Decision on Ed. department nears

Almost a year after a committee of senior professors was commissioned to evaluate the education department, the Dean of Faculty Office said it expects to respond to the committee's report by the end of this month.

The report released last spring recommended the cancellation of the education department or urged the department to re-focus its course offerings so that they are consistent with a liberal arts education and less pre-professional.

A decision on the department's future has been stalled now for months since the report was released so that the education department could respond to the committee's findings.

Acting Education Department Chair Robert Binswanger said yesterday his department filed a response last October.

Dean of Faculty James Wright would only say yesterday that his office will have a response within a month, but he declined to comment on what the response will say or how it will be presented.

"Dean Wolford and I are reviewing the materials submitted by the department and expect to respond to the reports this month," Wright said.

George Wolford, associate dean of faculty for the social sciences, has been working closely with Wright in determining the future of the education department.

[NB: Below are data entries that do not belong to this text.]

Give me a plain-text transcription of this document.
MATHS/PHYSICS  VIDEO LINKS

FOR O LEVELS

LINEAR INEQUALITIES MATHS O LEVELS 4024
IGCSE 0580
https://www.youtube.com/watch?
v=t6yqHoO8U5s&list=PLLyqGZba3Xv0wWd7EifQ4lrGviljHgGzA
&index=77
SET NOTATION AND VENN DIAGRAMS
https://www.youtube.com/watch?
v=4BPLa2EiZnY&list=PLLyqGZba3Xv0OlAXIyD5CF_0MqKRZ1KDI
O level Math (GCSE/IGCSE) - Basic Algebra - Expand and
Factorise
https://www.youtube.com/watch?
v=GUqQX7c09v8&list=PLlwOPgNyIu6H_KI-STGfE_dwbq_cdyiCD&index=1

The report - which still has not been released -criticized the department for in-fighting among professors and for offering what the committee considered a pre-professional teaching program at a college dedicated to the liberal arts, according to sources who have seen the report.

Binswanger declined to comment yesterday on his department's response.

"All of those reports are the deans'. They are private," he said.

Binswanger said Wright met with the education department a number of times in November but would not discuss what Wright said to the department.

Despite earlier promises that he would do so, Wright has not yet released the review committee's report or the department's response.

While reports were being passed back and forth between the education department and the Dean of the Faculty Office, students were left to speculate about whether the department would continue to exist in a year.

According to Binswanger, upperclassmen were advising freshmen not to take education courses or to pursue a teaching certification program because of reports of the department's uncertain future.

Binswanger sent out a BlitzMail message last September through the Freshman Office to the Class of 1997 that said the education department will continue to offer a minor program and a teacher certification program to all students currently enrolled at the College.

"We are not out of business," the message said.

But shortly thereafter, administrators said they could not guarantee the department's courses will be available through 1997.

Wolford called the department's announcement "a premature communication."

"There wasn't sufficient consultation between their department and our office," he said.

Regardless of what the review committee recommends, the Dean of Faculty has the authority to change courses or the content of courses in departments.

But the process is longer and more difficult if administrators choose to shut down the department. That would require authorization from the Dean of Faculty Office, the Social Sciences Divisional Council, the Committee on Instruction, the Executive Committee of the Faculty and a vote by the entire faculty, a process that would take several terms to complete.